Review - Among the Powers of the Earth: The American Revolution and the Making of a New World Empire

Eliga H. Gould. Among the Powers of the Earth: The American Revolution and the Making of A New World Empire, Cambridge, Harvard University Press, 2012 1 + 301 pp. $40.00. Notes, bibliography, and index.
          
            Eliga H. Gould’s Among the Powers of the Earth: The American Revolution and the Making of A New World Empire is less about the revolution itself than it is about the external forces that influenced the early United States and its foreign and domestic policy. For Gould, these external forces came largely in the form of Europe’s power and influence. Indeed, early in the book he notes how, while “the revolution enabled the Union’s citizens to begin making their own history...the history that they made was often the history that others were willing to let them make” (2). In other words, the revolution did not so much mark the entrance of the United States as an influential nation on the world stage as it did signify the desire of U.S. political leaders to create a European inspired nation that might eventually be worthy of having a place “among the powers of the earth.” This meant, according to Gould, integrating the United States into the legal geography established by Europe’s law of nations, a set of “neither coherent nor binding” treaties that governed everything from war to commerce between countries in Europe (5). Among the Powers of the Earth thus borrows from one of Gould’s earlier articles, which demonstrated how the thirteen colonies and the early United States were entangled in a web of European customs and traditions. In Gould’s mind, the American Revolution was not complete until the United States could be accepted as a nation in the eyes of Europeans.  

            Gould wrote this book to be in conversation with the historiography of the American Revolution established by Bernard Bailyn and Gordon Wood, authors of The Ideological Origins of the American Revolution and The Creation of the American Republic. Bailyn and Wood argue that the revolution came as a result of internal developments regarding changing conceptions of liberalism and republicanism, whereas Gould contends that “the American Revolution had its origins, not in the growing distinctiveness of the colonies that became the United States or their sense of being places apart from Britain, but in the bonds that tied them as never before to Europe’s diplomatic republic” (42). One wonders if there might be a kind of middle ground to the claims made by Bailyn, Wood, and Gould, as it seems rather limiting to believe that it was only internal forces or only external forces that influenced the American Revolution.

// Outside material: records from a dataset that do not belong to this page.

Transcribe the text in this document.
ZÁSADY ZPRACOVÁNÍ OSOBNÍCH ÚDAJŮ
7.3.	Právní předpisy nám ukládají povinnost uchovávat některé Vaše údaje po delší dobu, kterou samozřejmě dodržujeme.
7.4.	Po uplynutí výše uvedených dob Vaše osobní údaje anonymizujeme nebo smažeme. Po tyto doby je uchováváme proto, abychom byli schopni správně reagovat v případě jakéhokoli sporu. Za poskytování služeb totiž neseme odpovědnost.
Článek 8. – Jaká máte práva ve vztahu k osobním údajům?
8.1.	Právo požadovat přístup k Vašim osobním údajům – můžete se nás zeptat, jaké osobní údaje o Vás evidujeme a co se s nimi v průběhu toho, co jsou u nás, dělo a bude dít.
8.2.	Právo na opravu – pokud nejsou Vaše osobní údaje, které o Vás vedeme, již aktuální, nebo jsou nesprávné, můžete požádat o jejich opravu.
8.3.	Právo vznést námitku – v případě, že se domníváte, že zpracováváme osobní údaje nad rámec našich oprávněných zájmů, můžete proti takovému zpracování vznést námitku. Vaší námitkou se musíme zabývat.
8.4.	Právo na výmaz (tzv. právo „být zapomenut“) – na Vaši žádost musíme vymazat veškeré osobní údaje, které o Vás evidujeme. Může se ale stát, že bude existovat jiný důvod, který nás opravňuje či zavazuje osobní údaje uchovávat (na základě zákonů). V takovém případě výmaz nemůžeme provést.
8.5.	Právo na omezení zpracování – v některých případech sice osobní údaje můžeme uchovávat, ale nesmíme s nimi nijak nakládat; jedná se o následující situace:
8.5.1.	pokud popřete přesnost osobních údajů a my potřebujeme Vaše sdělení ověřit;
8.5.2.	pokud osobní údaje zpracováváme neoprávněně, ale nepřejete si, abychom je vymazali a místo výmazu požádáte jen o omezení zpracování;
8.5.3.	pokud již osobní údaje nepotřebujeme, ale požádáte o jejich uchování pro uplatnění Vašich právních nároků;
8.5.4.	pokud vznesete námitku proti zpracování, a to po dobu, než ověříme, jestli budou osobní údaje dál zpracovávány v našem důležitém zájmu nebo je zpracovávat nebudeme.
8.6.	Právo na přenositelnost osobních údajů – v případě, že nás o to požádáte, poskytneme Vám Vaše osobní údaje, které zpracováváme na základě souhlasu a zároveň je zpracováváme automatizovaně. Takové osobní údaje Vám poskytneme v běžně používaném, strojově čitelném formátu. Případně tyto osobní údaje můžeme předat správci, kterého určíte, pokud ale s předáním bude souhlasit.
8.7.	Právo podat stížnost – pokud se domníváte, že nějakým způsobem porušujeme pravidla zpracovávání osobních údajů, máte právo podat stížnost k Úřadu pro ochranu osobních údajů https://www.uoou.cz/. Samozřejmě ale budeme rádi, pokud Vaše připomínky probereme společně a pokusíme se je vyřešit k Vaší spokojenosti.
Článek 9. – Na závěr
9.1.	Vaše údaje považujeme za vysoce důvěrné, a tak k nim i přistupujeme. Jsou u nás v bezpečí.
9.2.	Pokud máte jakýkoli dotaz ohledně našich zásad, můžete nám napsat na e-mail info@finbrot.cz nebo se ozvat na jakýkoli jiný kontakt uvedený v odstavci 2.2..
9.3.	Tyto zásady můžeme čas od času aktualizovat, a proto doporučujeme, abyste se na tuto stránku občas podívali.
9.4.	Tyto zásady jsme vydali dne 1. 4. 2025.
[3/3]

            Gould’s strongest argument in proving that the law of nations impacted the development of the early United States comes in his chapter on slavery. He demonstrates how the law of nations regulated slave policy in the United States, stating that “Americans were well aware of the strength of antislavery sentiment in Britain and Europe,” and that if they remained complacent on the question of slavery, Britain would continue to have “a potent weapon with which to chastise the former colonies, and in so doing to complicate the Union’s quest to be accepted as a treaty-worthy nation in Europe” (158-159). How the United States handled this potential problem would, in part, determine whether it could become a nation worthy of competing with Europe on equal footing. Slaveholders in the U.S. realized that ignoring the law of nations entirely would threaten their ability to continue profiting from slavery, and so they came up with a clever compromise, which entailed supporting “the movement to abolish the African slave trade” (160). The banning of the slave trade granted the United States legitimacy under the law of nations, giving them the diplomatic authority to maintain slavery within their borders for several more decades regardless of the fact that European leaders disapproved.  

            Though Among the Powers of the Earth presents a compelling argument, it was not without flaws. The primary one being that it did not read like an Atlantic World history, something that may come as a surprise to those who have read Gould’s earlier work on entangled histories. Indeed, this book reads more like a traditional history of the United States in regard to its overarching narrative, one that shows how, in becoming fully incorporated within the legal geography of the law of nations, the U.S. evolved from a collection of former colonies to an emerging world power (218). There is nothing intrinsically wrong with this kind of framework, but in many ways, the argument that the United States was born as an “entangled” nation loses some of its significance if it was able to limit the effect of these entanglements, and ultimately evolved past having to worry about them at all (10). I am unsure of how Gould could have remedied this issue, other than in focusing on citing a more diverse range of entanglements throughout the book, which he himself suggested he would do when highlighting in his introduction how “the American republic’s entangled history [was not only] limited to Europe” (11). Unfortunately, this was not explored enough. But in the end, this is a minor criticism, as Gould’s more traditional analytical framework does not take away from his overall argument that the early United States was shaped by the European law of nations. And that contention, in and of itself, represents a substantial contribution to the historiography of the American Revolution.